After a bit of hiking through the woods, we spotted a rope in one of the largest trees. One end was tied to a small tree just a foot or so above our heads, the other was tied far up in that enormous oak (I remember this one). We made our way to the bottom of the oak and found that someone had nailed small boards into the tree, making a ladder for us to climb. At the top of the ladder we found a small deck, big enough for two of us at a time. Hanging from the rope tied just over our heads was a the handle from a waterskiing line with a pulley on it and a smaller rope tied around it and fastened to a hook in the tree.
As we took turns riding this contraption, I felt that the mystery across the canal had been worth the danger. When the last boy who rode the line came down, he let go too early - not much early, but enough to get the attention of the canal's real danger. As he fell, he disturbed a thicket of tall grass, landing just past it. The thicket shook and the boy ran toward us, shocked and startled that this nondescript thicket we'd just spent the past hour playing around and over had just come to life. The grass parted and the long green head of an alligator appeared, moving faster towards us than I thought possible. We thought of the old gray dock no more that day.

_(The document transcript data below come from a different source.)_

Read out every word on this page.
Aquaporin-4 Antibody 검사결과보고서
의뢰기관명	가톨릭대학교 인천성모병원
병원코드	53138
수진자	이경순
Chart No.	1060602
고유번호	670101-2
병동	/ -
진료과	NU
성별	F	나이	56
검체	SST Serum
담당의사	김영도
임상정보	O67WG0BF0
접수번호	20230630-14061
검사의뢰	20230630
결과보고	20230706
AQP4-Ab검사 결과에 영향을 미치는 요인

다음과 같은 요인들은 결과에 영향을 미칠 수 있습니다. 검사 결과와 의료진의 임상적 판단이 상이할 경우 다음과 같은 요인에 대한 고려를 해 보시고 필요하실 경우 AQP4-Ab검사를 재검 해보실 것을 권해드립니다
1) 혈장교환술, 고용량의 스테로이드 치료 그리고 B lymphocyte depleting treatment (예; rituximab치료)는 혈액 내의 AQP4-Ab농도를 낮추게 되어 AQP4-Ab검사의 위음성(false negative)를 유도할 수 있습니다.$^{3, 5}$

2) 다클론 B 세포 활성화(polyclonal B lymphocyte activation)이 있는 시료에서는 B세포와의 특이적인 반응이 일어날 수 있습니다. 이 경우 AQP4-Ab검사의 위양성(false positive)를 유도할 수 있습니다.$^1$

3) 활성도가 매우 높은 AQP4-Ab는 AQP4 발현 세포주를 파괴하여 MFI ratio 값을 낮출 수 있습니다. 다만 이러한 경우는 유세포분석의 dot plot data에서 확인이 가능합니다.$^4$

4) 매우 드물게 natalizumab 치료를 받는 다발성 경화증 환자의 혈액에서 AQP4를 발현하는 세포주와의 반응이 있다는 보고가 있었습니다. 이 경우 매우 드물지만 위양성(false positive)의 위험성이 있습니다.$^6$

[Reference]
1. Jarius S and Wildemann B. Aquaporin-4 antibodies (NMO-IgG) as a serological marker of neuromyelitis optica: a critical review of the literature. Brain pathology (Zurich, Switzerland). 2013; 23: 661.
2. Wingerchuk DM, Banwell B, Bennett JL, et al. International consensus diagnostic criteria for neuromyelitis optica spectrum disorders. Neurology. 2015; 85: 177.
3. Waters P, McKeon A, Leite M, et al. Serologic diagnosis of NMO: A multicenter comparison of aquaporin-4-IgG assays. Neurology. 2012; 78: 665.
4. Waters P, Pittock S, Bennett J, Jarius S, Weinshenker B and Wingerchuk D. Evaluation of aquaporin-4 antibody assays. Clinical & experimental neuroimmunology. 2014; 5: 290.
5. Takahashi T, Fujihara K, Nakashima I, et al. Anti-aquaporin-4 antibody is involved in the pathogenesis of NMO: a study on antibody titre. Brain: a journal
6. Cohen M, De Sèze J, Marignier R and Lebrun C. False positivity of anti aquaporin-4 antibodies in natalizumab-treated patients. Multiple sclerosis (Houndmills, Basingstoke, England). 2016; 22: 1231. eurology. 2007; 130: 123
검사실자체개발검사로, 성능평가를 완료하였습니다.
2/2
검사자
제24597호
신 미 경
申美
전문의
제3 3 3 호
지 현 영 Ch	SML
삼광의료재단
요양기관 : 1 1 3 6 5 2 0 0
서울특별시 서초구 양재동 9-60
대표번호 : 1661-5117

Now, every boy who grows up in Florida is warned from an early age about alligators, though they are rarely seen. You cannot outrun an alligator in a straight line, but they can't turn very easily, so you should run in a zigzag pattern to get away. By the time Florida boys make it to middle school, zigzag running has been practiced and perfected in form. That day in the woods, none of us ran in a zigzag pattern, but none of us ran in the same direction, either. I ran down the dirt path back towards the canal, but by the time that I stopped running, I was alone. After awhile, a few of the other boys made it back to where I was, but it was several hours before we were all assembled again. I've never felt so thrilled to see the last of my friends come into view, we'd passed through the greatest danger unscathed.

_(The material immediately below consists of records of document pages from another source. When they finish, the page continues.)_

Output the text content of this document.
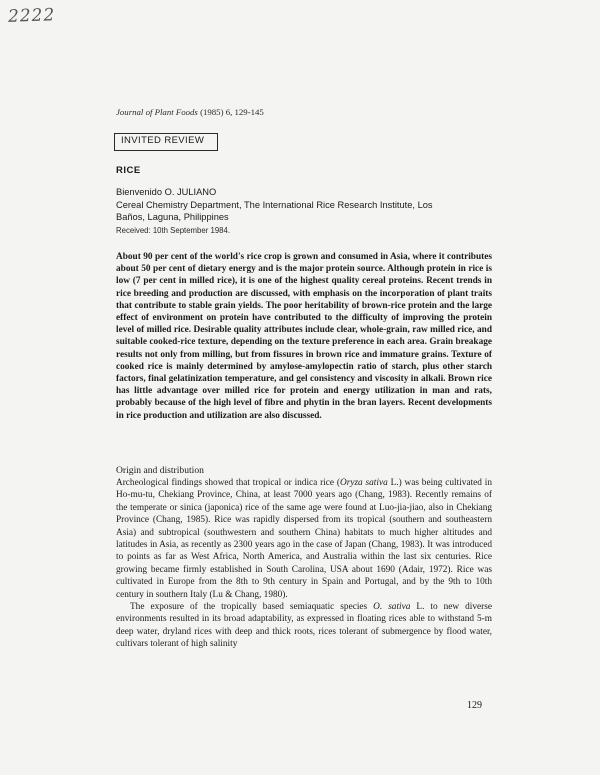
2222
Journal of Plant Foods (1985) 6, 129-145
INVITED REVIEW
RICE
Bienvenido O. JULIANO
Cereal Chemistry Department, The International Rice Research Institute, Los
Baños, Laguna, Philippines
Received: 10th September 1984.
About 90 per cent of the world's rice crop is grown and consumed in Asia, where it contributes about 50 per cent of dietary energy and is the major protein source. Although protein in rice is low (7 per cent in milled rice), it is one of the highest quality cereal proteins. Recent trends in rice breeding and production are discussed, with emphasis on the incorporation of plant traits that contribute to stable grain yields. The poor heritability of brown-rice protein and the large effect of environment on protein have contributed to the difficulty of improving the protein level of milled rice. Desirable quality attributes include clear, whole-grain, raw milled rice, and suitable cooked-rice texture, depending on the texture preference in each area. Grain breakage results not only from milling, but from fissures in brown rice and immature grains. Texture of cooked rice is mainly determined by amylose-amylopectin ratio of starch, plus other starch factors, final gelatinization temperature, and gel consistency and viscosity in alkali. Brown rice has little advantage over milled rice for protein and energy utilization in man and rats, probably because of the high level of fibre and phytin in the bran layers. Recent developments in rice production and utilization are also discussed.
Origin and distribution

Archeological findings showed that tropical or indica rice (Oryza sativa L.) was being cultivated in Ho-mu-tu, Chekiang Province, China, at least 7000 years ago (Chang, 1983). Recently remains of the temperate or sinica (japonica) rice of the same age were found at Luo-jia-jiao, also in Chekiang Province (Chang, 1985). Rice was rapidly dispersed from its tropical (southern and southeastern Asia) and subtropical (southwestern and southern China) habitats to much higher altitudes and latitudes in Asia, as recently as 2300 years ago in the case of Japan (Chang, 1983). It was introduced to points as far as West Africa, North America, and Australia within the last six centuries. Rice growing became firmly established in South Carolina, USA about 1690 (Adair, 1972). Rice was cultivated in Europe from the 8th to 9th century in Spain and Portugal, and by the 9th to 10th century in southern Italy (Lu & Chang, 1980).

The exposure of the tropically based semiaquatic species O. sativa L. to new diverse environments resulted in its broad adaptability, as expressed in floating rices able to withstand 5-m deep water, dryland rices with deep and thick roots, rices tolerant of submergence by flood water, cultivars tolerant of high salinity

129
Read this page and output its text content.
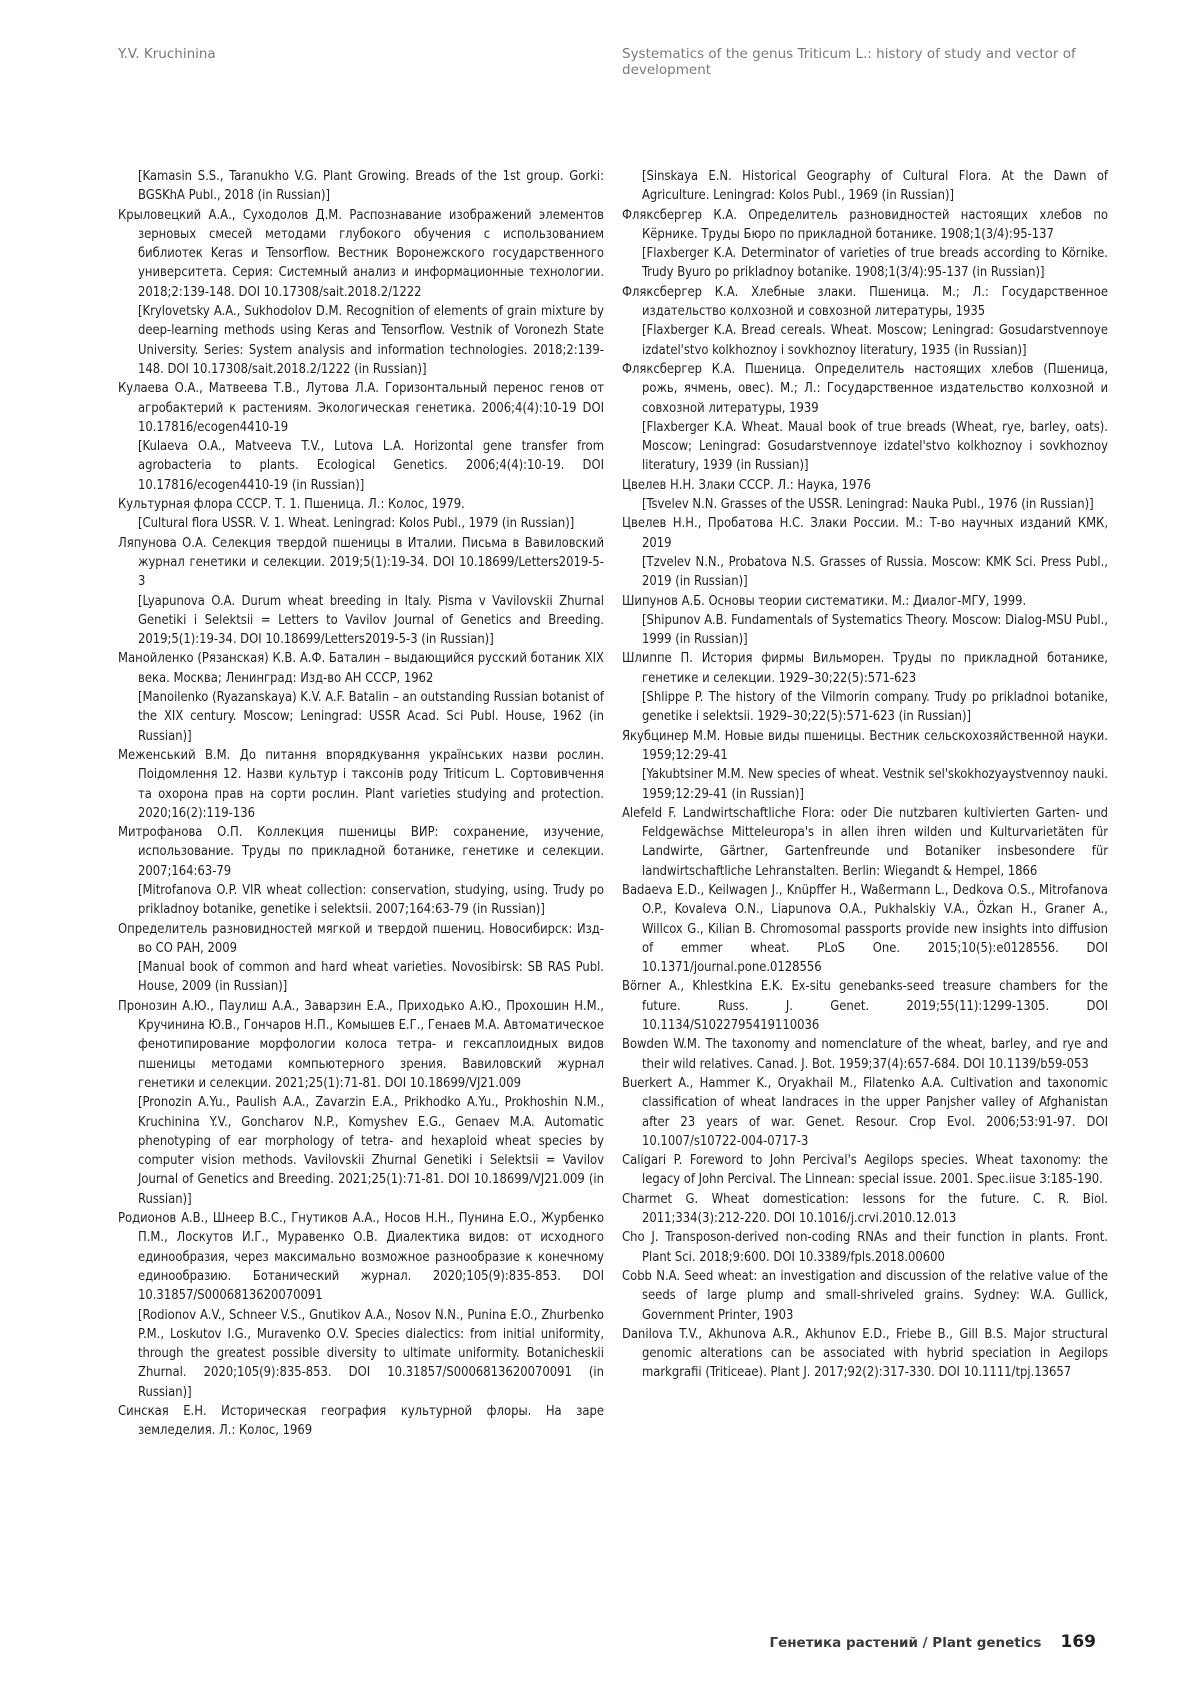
Y.V. Kruchinina	Systematics of the genus Triticum L.: history of study and vector of development
[Kamasin S.S., Taranukho V.G. Plant Growing. Breads of the 1st group. Gorki: BGSKhA Publ., 2018 (in Russian)]
Крыловецкий А.А., Суходолов Д.М. Распознавание изображений элементов зерновых смесей методами глубокого обучения с использованием библиотек Keras и Tensorflow. Вестник Воронежского государственного университета. Серия: Системный анализ и информационные технологии. 2018;2:139-148. DOI 10.17308/sait.2018.2/1222
[Krylovetsky A.A., Sukhodolov D.M. Recognition of elements of grain mixture by deep-learning methods using Keras and Tensorflow. Vestnik of Voronezh State University. Series: System analysis and information technologies. 2018;2:139-148. DOI 10.17308/sait.2018.2/1222 (in Russian)]
Кулаева О.А., Матвеева Т.В., Лутова Л.А. Горизонтальный перенос генов от агробактерий к растениям. Экологическая генетика. 2006;4(4):10-19 DOI 10.17816/ecogen4410-19
[Kulaeva O.A., Matveeva T.V., Lutova L.A. Horizontal gene transfer from agrobacteria to plants. Ecological Genetics. 2006;4(4):10-19. DOI 10.17816/ecogen4410-19 (in Russian)]
Культурная флора СССР. Т. 1. Пшеница. Л.: Колос, 1979.
[Cultural flora USSR. V. 1. Wheat. Leningrad: Kolos Publ., 1979 (in Russian)]
Ляпунова О.А. Селекция твердой пшеницы в Италии. Письма в Вавиловский журнал генетики и селекции. 2019;5(1):19-34. DOI 10.18699/Letters2019-5-3
[Lyapunova O.A. Durum wheat breeding in Italy. Pisma v Vavilovskii Zhurnal Genetiki i Selektsii = Letters to Vavilov Journal of Genetics and Breeding. 2019;5(1):19-34. DOI 10.18699/Letters2019-5-3 (in Russian)]
Манойленко (Рязанская) К.В. А.Ф. Баталин – выдающийся русский ботаник XIX века. Москва; Ленинград: Изд-во АН СССР, 1962
[Manoilenko (Ryazanskaya) K.V. A.F. Batalin – an outstanding Russian botanist of the XIX century. Moscow; Leningrad: USSR Acad. Sci Publ. House, 1962 (in Russian)]
Меженський В.М. До питання впорядкування українських назви рослин. Поідомлення 12. Назви культур і таксонів роду Triticum L. Сортовивчення та охорона прав на сорти рослин. Plant varieties studying and protection. 2020;16(2):119-136
Митрофанова О.П. Коллекция пшеницы ВИР: сохранение, изучение, использование. Труды по прикладной ботанике, генетике и селекции. 2007;164:63-79
[Mitrofanova O.P. VIR wheat collection: conservation, studying, using. Trudy po prikladnoy botanike, genetike i selektsii. 2007;164:63-79 (in Russian)]
Определитель разновидностей мягкой и твердой пшениц. Новосибирск: Изд-во СО РАН, 2009
[Manual book of common and hard wheat varieties. Novosibirsk: SB RAS Publ. House, 2009 (in Russian)]
Пронозин А.Ю., Паулиш А.А., Заварзин Е.А., Приходько А.Ю., Прохошин Н.М., Кручинина Ю.В., Гончаров Н.П., Комышев Е.Г., Генаев М.А. Автоматическое фенотипирование морфологии колоса тетра- и гексаплоидных видов пшеницы методами компьютерного зрения. Вавиловский журнал генетики и селекции. 2021;25(1):71-81. DOI 10.18699/VJ21.009
[Pronozin A.Yu., Paulish A.A., Zavarzin E.A., Prikhodko A.Yu., Prokhoshin N.M., Kruchinina Y.V., Goncharov N.P., Komyshev E.G., Genaev M.A. Automatic phenotyping of ear morphology of tetra- and hexaploid wheat species by computer vision methods. Vavilovskii Zhurnal Genetiki i Selektsii = Vavilov Journal of Genetics and Breeding. 2021;25(1):71-81. DOI 10.18699/VJ21.009 (in Russian)]
Родионов А.В., Шнеер В.С., Гнутиков А.А., Носов Н.Н., Пунина Е.О., Журбенко П.М., Лоскутов И.Г., Муравенко О.В. Диалектика видов: от исходного единообразия, через максимально возможное разнообразие к конечному единообразию. Ботанический журнал. 2020;105(9):835-853. DOI 10.31857/S0006813620070091
[Rodionov A.V., Schneer V.S., Gnutikov A.A., Nosov N.N., Punina E.O., Zhurbenko P.M., Loskutov I.G., Muravenko O.V. Species dialectics: from initial uniformity, through the greatest possible diversity to ultimate uniformity. Botanicheskii Zhurnal. 2020;105(9):835-853. DOI 10.31857/S0006813620070091 (in Russian)]
Синская Е.Н. Историческая география культурной флоры. На заре земледелия. Л.: Колос, 1969
[Sinskaya E.N. Historical Geography of Cultural Flora. At the Dawn of Agriculture. Leningrad: Kolos Publ., 1969 (in Russian)]
Фляксбергер К.А. Определитель разновидностей настоящих хлебов по Кёрнике. Труды Бюро по прикладной ботанике. 1908;1(3/4):95-137
[Flaxberger K.A. Determinator of varieties of true breads according to Körnike. Trudy Byuro po prikladnoy botanike. 1908;1(3/4):95-137 (in Russian)]
Фляксбергер К.А. Хлебные злаки. Пшеница. М.; Л.: Государственное издательство колхозной и совхозной литературы, 1935
[Flaxberger K.A. Bread cereals. Wheat. Moscow; Leningrad: Gosudarstvennoye izdatel'stvo kolkhoznoy i sovkhoznoy literatury, 1935 (in Russian)]
Фляксбергер К.А. Пшеница. Определитель настоящих хлебов (Пшеница, рожь, ячмень, овес). М.; Л.: Государственное издательство колхозной и совхозной литературы, 1939
[Flaxberger K.A. Wheat. Maual book of true breads (Wheat, rye, barley, oats). Moscow; Leningrad: Gosudarstvennoye izdatel'stvo kolkhoznoy i sovkhoznoy literatury, 1939 (in Russian)]
Цвелев Н.Н. Злаки СССР. Л.: Наука, 1976
[Tsvelev N.N. Grasses of the USSR. Leningrad: Nauka Publ., 1976 (in Russian)]
Цвелев Н.Н., Пробатова Н.С. Злаки России. М.: Т-во научных изданий КМК, 2019
[Tzvelev N.N., Probatova N.S. Grasses of Russia. Moscow: KMK Sci. Press Publ., 2019 (in Russian)]
Шипунов А.Б. Основы теории систематики. М.: Диалог-МГУ, 1999.
[Shipunov A.B. Fundamentals of Systematics Theory. Moscow: Dialog-MSU Publ., 1999 (in Russian)]
Шлиппе П. История фирмы Вильморен. Труды по прикладной ботанике, генетике и селекции. 1929–30;22(5):571-623
[Shlippe P. The history of the Vilmorin company. Trudy po prikladnoi botanike, genetike i selektsii. 1929–30;22(5):571-623 (in Russian)]
Якубцинер М.М. Новые виды пшеницы. Вестник сельскохозяйственной науки. 1959;12:29-41
[Yakubtsiner M.M. New species of wheat. Vestnik sel'skokhozyaystvennoy nauki. 1959;12:29-41 (in Russian)]
Alefeld F. Landwirtschaftliche Flora: oder Die nutzbaren kultivierten Garten- und Feldgewächse Mitteleuropa's in allen ihren wilden und Kulturvarietäten für Landwirte, Gärtner, Gartenfreunde und Botaniker insbesondere für landwirtschaftliche Lehranstalten. Berlin: Wiegandt & Hempel, 1866
Badaeva E.D., Keilwagen J., Knüpffer H., Waßermann L., Dedkova O.S., Mitrofanova O.P., Kovaleva O.N., Liapunova O.A., Pukhalskiy V.A., Özkan H., Graner A., Willcox G., Kilian B. Chromosomal passports provide new insights into diffusion of emmer wheat. PLoS One. 2015;10(5):e0128556. DOI 10.1371/journal.pone.0128556
Börner A., Khlestkina E.K. Ex-situ genebanks-seed treasure chambers for the future. Russ. J. Genet. 2019;55(11):1299-1305. DOI 10.1134/S1022795419110036
Bowden W.M. The taxonomy and nomenclature of the wheat, barley, and rye and their wild relatives. Canad. J. Bot. 1959;37(4):657-684. DOI 10.1139/b59-053
Buerkert A., Hammer K., Oryakhail M., Filatenko A.A. Cultivation and taxonomic classification of wheat landraces in the upper Panjsher valley of Afghanistan after 23 years of war. Genet. Resour. Crop Evol. 2006;53:91-97. DOI 10.1007/s10722-004-0717-3
Caligari P. Foreword to John Percival's Aegilops species. Wheat taxonomy: the legacy of John Percival. The Linnean: special issue. 2001. Spec.iisue 3:185-190.
Charmet G. Wheat domestication: lessons for the future. C. R. Biol. 2011;334(3):212-220. DOI 10.1016/j.crvi.2010.12.013
Cho J. Transposon-derived non-coding RNAs and their function in plants. Front. Plant Sci. 2018;9:600. DOI 10.3389/fpls.2018.00600
Cobb N.A. Seed wheat: an investigation and discussion of the relative value of the seeds of large plump and small-shriveled grains. Sydney: W.A. Gullick, Government Printer, 1903
Danilova T.V., Akhunova A.R., Akhunov E.D., Friebe B., Gill B.S. Major structural genomic alterations can be associated with hybrid speciation in Aegilops markgrafii (Triticeae). Plant J. 2017;92(2):317-330. DOI 10.1111/tpj.13657
Генетика растений / Plant genetics 169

I made it back to my house just before dusk, as our journey back was delayed by bouts of hilarity and mockery at the alligator race and our abandoned fishing equipment. I never told my parents about my adventure, and as they never asked me about it, none of the other boys must have either. After that day, I never ventured past my dock again, and I never thought about how good the fishing might be from that gray old dock, and I definitely wasn't curious about those woods anymore.

At any rate, sorry to ramble, but Roethke's "Meditation at Oyster River" brought this story back to me...in technicolor.